20th September 2010
Seb Beloe chuckles as he recalls the scepticism that greeted the launch of the first ethical fund in the UK, way back in 1984. Friends Provident named it the Stewardship Fund but City cynics at the time dubbed it the ‘Brazil Fund' to reflect their view that you had to be nuts to invest in it.
Beloe, head of Sustainable and Responsible Investment (SRI) research at Henderson, is keen to stress just how much has changed since the launch of the ‘Brazil Fund', with SRI, an umbrella term encompassing the now very wide range of ethical investment channels, having grown into a multibillion pound industry.
For the UK alone, despite the financial crisis, interest in SRI remains encouraging.
The latest quarterly fund of funds survey by the Investment Management Association (IMA) shows net retail sales of SRI funds totalled £98 million in the second quarter of 2010, well above the average of the past four quarters and the highest since the fourth quarter of 2007. For the first half of 2010 overall, SRI funds had £135 million in total net retail sales.

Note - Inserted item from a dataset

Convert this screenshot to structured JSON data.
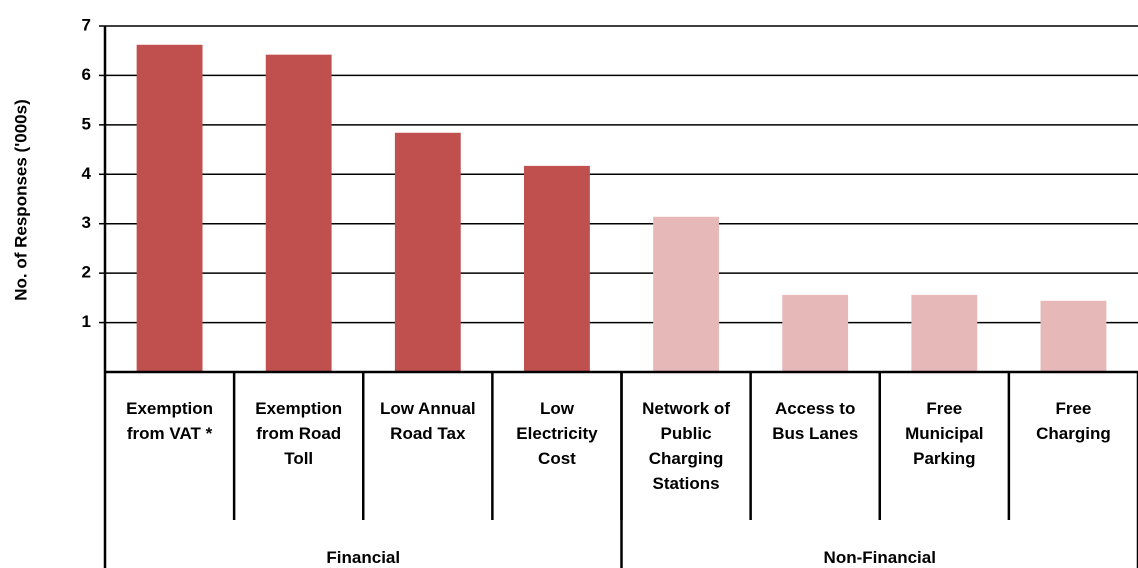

More broadly, SRI funds under management totalled £5.6 billion at the end of the second quarter, down 5% on the previous quarter but 22% up on the second quarter of last year. The proportion of gross retail sales of ethical funds, meanwhile, came in at 0.9%, in line with that of the past seven years.
Beloe says of the IMA figures: "It is impressive to see investments in SRI products bounce back so vigorously after the dip – which all funds experienced – in 2009.The figures clearly underline the increasing popularity of SRI as an investment strategy among a growing community of investors."
The success of SRI investment funds since their humble beginnings are in part attributable to legislative pressures in fields like environment and health and safety – two of the key areas of interest for Henderson SRI fund managers.
But Beloe now sees a period of a few years over which legislative pressures will play a lesser role: "I think the pace will slacken somewhat on this front, not be quite so gung-ho, as countries around the world go through the austerity phase and governments try to reduce cost pressures and help companies remain competitive."
In assessing legislative pressures and attendant investment opportunities, regional variations have to be taken into account. EU car emission legislation, for instance, is now in its fifth phase and while European standards in general have been much more demanding than in the US and China these countries are now catching up fast.
"China has been particularly impressive in this regard," says Beloe, adding: "in some categories of emissions standards the Chinese are stricter than the Americans.
"Typical of China to have achieved so much in the space of five years – it's quite extraordinary."
But while legislative pressures on industry may ease over the next few years, Beloe sees a continuing racheting up of ethical demands on suppliers to the big companies.
"To supply to Wal Mart, for instance, you have to comply with all sorts of environmental and social requirements so to a certain extent market drivers are becoming more important than legislative measures."